According to Robert Vaughan, chairman of the School Committee and the Strategic Study Committee, her presentation on mental health is among the top four crucial priorities for the 2021-22 school year and beyond, along with curriculum instruction, inclusivity and improvements of facilities.
“Those will rise to the highest level of priority moving forward,” he said.
Presenting the academic curriculum section of the study, Peter Starenko, social studies faculty member at the middle and high school, stressed that “in the next five years and beyond, fostering and enhancing a rigorous, adaptable, inclusive and innovative curriculum in all subject areas, supported by the highest level of instruction, is at the heart of providing for the most important goal of our district, to educate each student academically, intellectually, socially and emotionally.”
Achieving that goal, Starenko noted, depends upon “safe and comfortable surroundings, response to individual student needs at each grade level, being grounded in the district’s core values, beliefs and learning expectations, and flourishing in a collaborative atmosphere at all levels of the district.”
Also necessary: “Directed and relevant professional development programs that address, deepen and inform the needs of students and teachers alike, and exceptional classroom spaces, materials and technologies, all within classrooms of limited numbers of students,” he said.
The district’s strategic plan “responds to the needs of all students and prepares them equally in their choices after high school to pursue careers, postsecondary education, the military or service,” Starenko said, “and ensures that the arts in all their forms, from woodworking to fine arts to CAD [computer-aided design], music and the drama program remain central to the identity of our schools.”

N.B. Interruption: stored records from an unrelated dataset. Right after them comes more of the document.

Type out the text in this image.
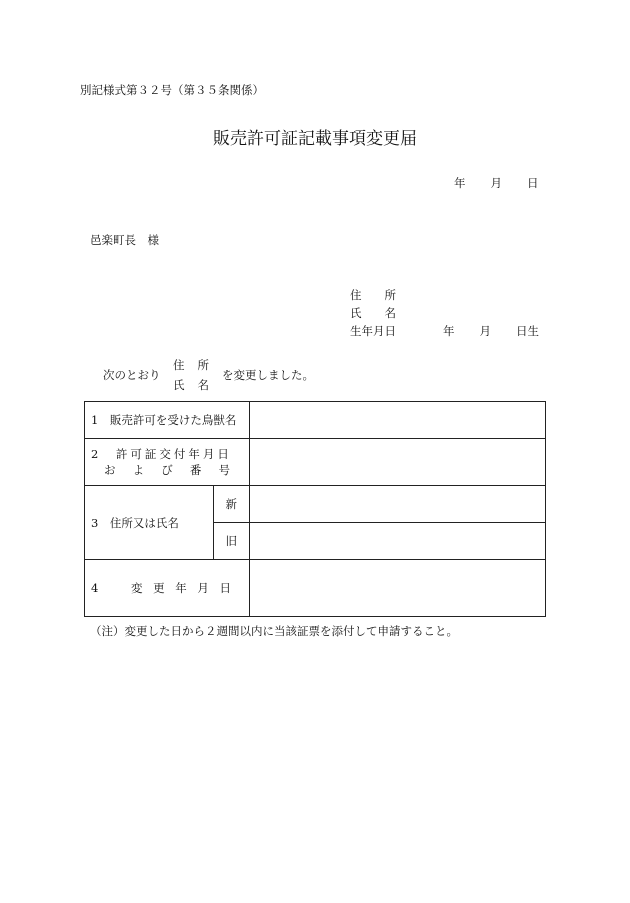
別記様式第３２号（第３５条関係）
販売許可証記載事項変更届
年 月 日
邑楽町長　様
住　所
氏　名
生年月日	年 月 日生
次のとおり
住所
氏名
を変更しました。
1　販売許可を受けた鳥獣名		

2　許可証交付年月日
および番号		

3　住所又は氏名	新	
	旧	
4　変更年月日		
（注）変更した日から２週間以内に当該証票を添付して申請すること。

Strategic Study Subcommittee member Kim Davis, a district parent, cited the importance of reviewing homework policies, adequacy of rest, play and outside time for students, engagement of advanced students at the elementary level, and school start times “to maximize student engagement and contentment.”
Vaughan acknowledged that COVID-19 was responsible for a delay in completing the strategic study, originally planned for release before the 2020-21 school year. He pointed to summer opportunities for students to close learning gaps, as well as potential enrichment opportunities, with details to be announced soon.
Vaughan commented that the district’s incoming superintendent, Marc J. Gosselin Jr., has a strong background in diversity, equity and inclusion after serving as an administrator in a 13,000-student suburban Philadelphia district.
“We’re confident we’ll have some leadership that will help support many of the goals we have,” Vaughan said.